Çocuk edebiyatında karşılaştırma ile yapılacak uygulama çalışmaları üzerinde daha dikkatli ve özenli durulmalıdır. Bilimsel metotlarla yapılan karşılaştırmalar çocuk okuyucular üzerinde öğretmenler ve veliler tarafından da gözlemlenmelidir.

Bu anlayış çerçevesinde Gümüş Kanat ile Tobia ve Melek karşılaştırıldığında birçok ortak yönlerinin olduğu görülmüştür. Karşılaştırmadan maksat birini ötekinden daha üstün göstermek değildir. Çocuk edebiyatında karşılaştırmanın amacı metnin daha iyi anlaşılmasıdır. Aynı zamanda okuyucu farklı anlayışları karşılaştırma çalışmaları sayesinde daha iyi kavrayacaktır.

Gümüş Kanat’ın kahramanı Kemal, yetişkin birey gibi hareket eden bir çocuktur. Mükemmel bir çocuk tipi çizilmiştir, hiç hata yapmaz. Hatta yaramazlık nedir bilmez. Olumlu yönlerini ailesinde gördüğü sevgiden ve inançlarına olan samimi bağlılığından alır. Doğru ve güzel davranışlarının mükâfatını da görür.

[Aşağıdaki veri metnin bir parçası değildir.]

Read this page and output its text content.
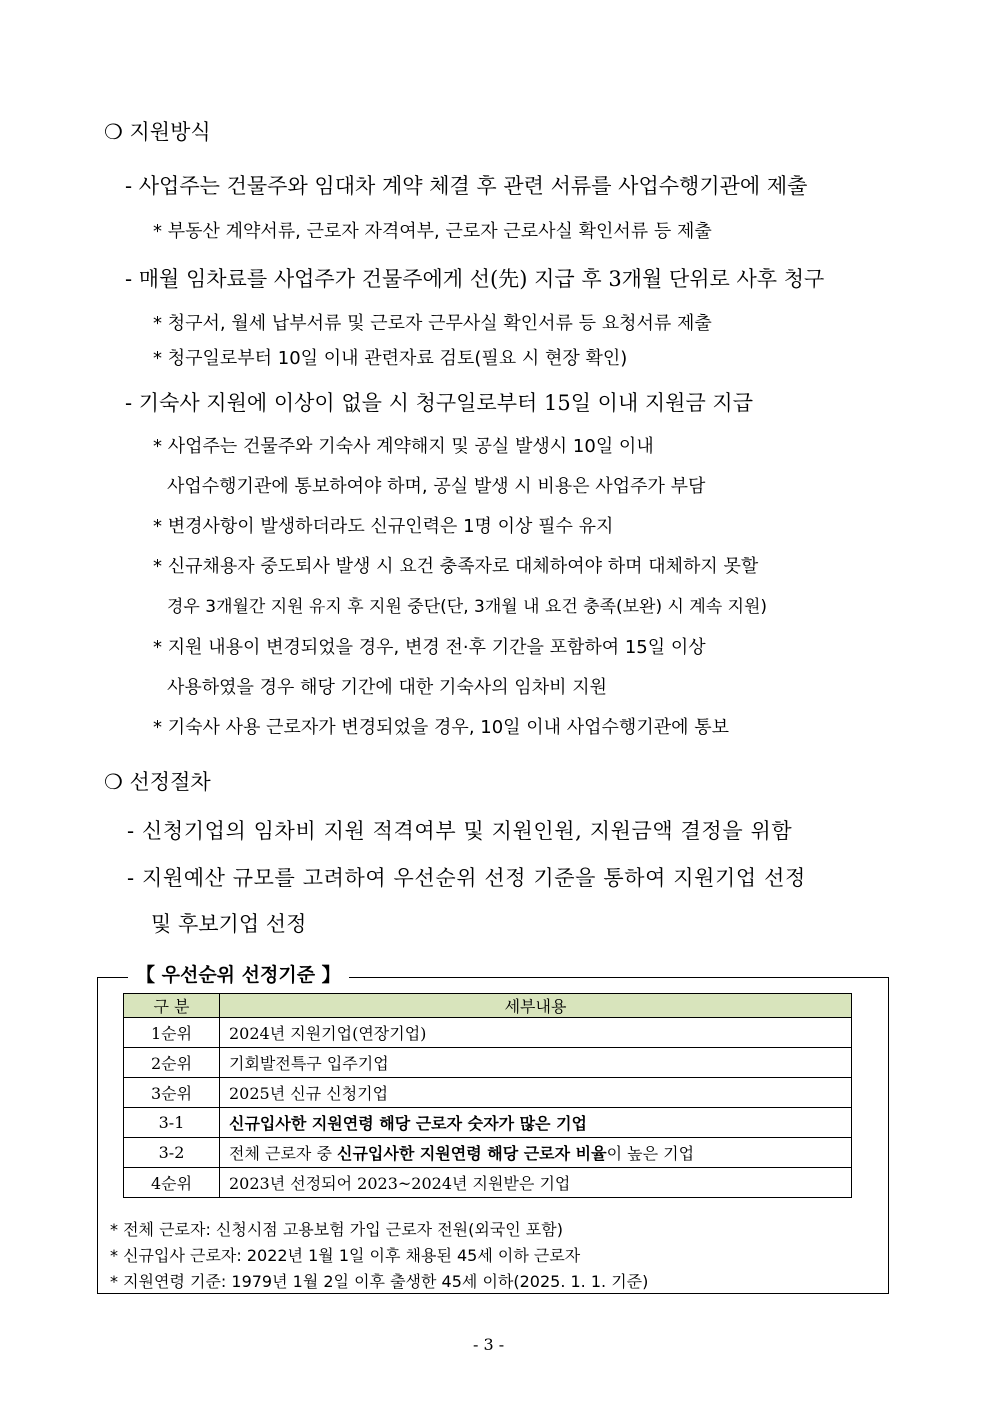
❍ 지원방식
- 사업주는 건물주와 임대차 계약 체결 후 관련 서류를 사업수행기관에 제출
* 부동산 계약서류, 근로자 자격여부, 근로자 근로사실 확인서류 등 제출
- 매월 임차료를 사업주가 건물주에게 선(先) 지급 후 3개월 단위로 사후 청구
* 청구서, 월세 납부서류 및 근로자 근무사실 확인서류 등 요청서류 제출
* 청구일로부터 10일 이내 관련자료 검토(필요 시 현장 확인)
- 기숙사 지원에 이상이 없을 시 청구일로부터 15일 이내 지원금 지급
* 사업주는 건물주와 기숙사 계약해지 및 공실 발생시 10일 이내
사업수행기관에 통보하여야 하며, 공실 발생 시 비용은 사업주가 부담
* 변경사항이 발생하더라도 신규인력은 1명 이상 필수 유지
* 신규채용자 중도퇴사 발생 시 요건 충족자로 대체하여야 하며 대체하지 못할
경우 3개월간 지원 유지 후 지원 중단(단, 3개월 내 요건 충족(보완) 시 계속 지원)
* 지원 내용이 변경되었을 경우, 변경 전·후 기간을 포함하여 15일 이상
사용하였을 경우 해당 기간에 대한 기숙사의 임차비 지원
* 기숙사 사용 근로자가 변경되었을 경우, 10일 이내 사업수행기관에 통보
❍ 선정절차
- 신청기업의 임차비 지원 적격여부 및 지원인원, 지원금액 결정을 위함
- 지원예산 규모를 고려하여 우선순위 선정 기준을 통하여 지원기업 선정
및 후보기업 선정
【 우선순위 선정기준 】
구 분	세부내용
1순위	2024년 지원기업(연장기업)
2순위	기회발전특구 입주기업
3순위	2025년 신규 신청기업
3-1	신규입사한 지원연령 해당 근로자 숫자가 많은 기업
3-2	전체 근로자 중 신규입사한 지원연령 해당 근로자 비율이 높은 기업
4순위	2023년 선정되어 2023~2024년 지원받은 기업
* 전체 근로자: 신청시점 고용보험 가입 근로자 전원(외국인 포함)
* 신규입사 근로자: 2022년 1월 1일 이후 채용된 45세 이하 근로자
* 지원연령 기준: 1979년 1월 2일 이후 출생한 45세 이하(2025. 1. 1. 기준)
- 3 -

Tobia ve Melek’te Martina, birçok yetişkinin göremediklerini, hissedemediklerini ve düşünemediklerini çarpıcı örneklerle önümüze koyabilen çok kabiliyetli bir kızdır. Martina’nın yaşadıkları ile sadece çocuklar değil aynı zamanda yetişkinler de uyarılmış olur. Eserde çocukların iç dünyalarının farklılığı ve zenginliği gösterilmeye çalışılır.

İki eserde de kahramanların çıkış yolu aradıkları yerlerde kendi kültürlerine uygun bir anlayışla iki yardımcı unsur ortaya çıkar. Gümüş Kanat ve Melek. Gümüş Kanat iyi niyetli adımların karşılığı olarak ortaya çıkarken, Melek ise kahramanın sıkıntılı anında görünüverir.

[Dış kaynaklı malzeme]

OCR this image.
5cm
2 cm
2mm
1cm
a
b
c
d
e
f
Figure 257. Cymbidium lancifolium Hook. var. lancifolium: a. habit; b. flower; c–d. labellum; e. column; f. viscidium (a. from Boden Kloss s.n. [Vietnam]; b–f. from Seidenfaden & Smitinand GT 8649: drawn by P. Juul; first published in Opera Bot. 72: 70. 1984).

İki farklı anlayışın örnek bir ürünü olan iki eserde ölüm, olağanüstülükler ve toplumun sevgiye olan ihtiyacı, birçok ortak ve benzer yönleriyle ele alınmıştır.

Karşılaştırma çalışmalarının ve örnek uygulamaların çocuklar üzerindeki etkileri gözlenmeden ve bu konuda çocukların görüşleri alınmadan yapılan karşılaştırmalar eksik olur. Burada öğretmenlere ve öğrencilere önemli görevler düşmektedir.

Anahtar Kelimeler: Çocuk edebiyatı, karşılaştırma, çocuk bakış açısı, yetişkin bakış açısı, uygulamalar.

Abstract

We should take into consideration on practising exercises made by comparison in child literature. The effects of comparisons which is carried out through scientific methods should be observed not only over child readers but also teachers and parents.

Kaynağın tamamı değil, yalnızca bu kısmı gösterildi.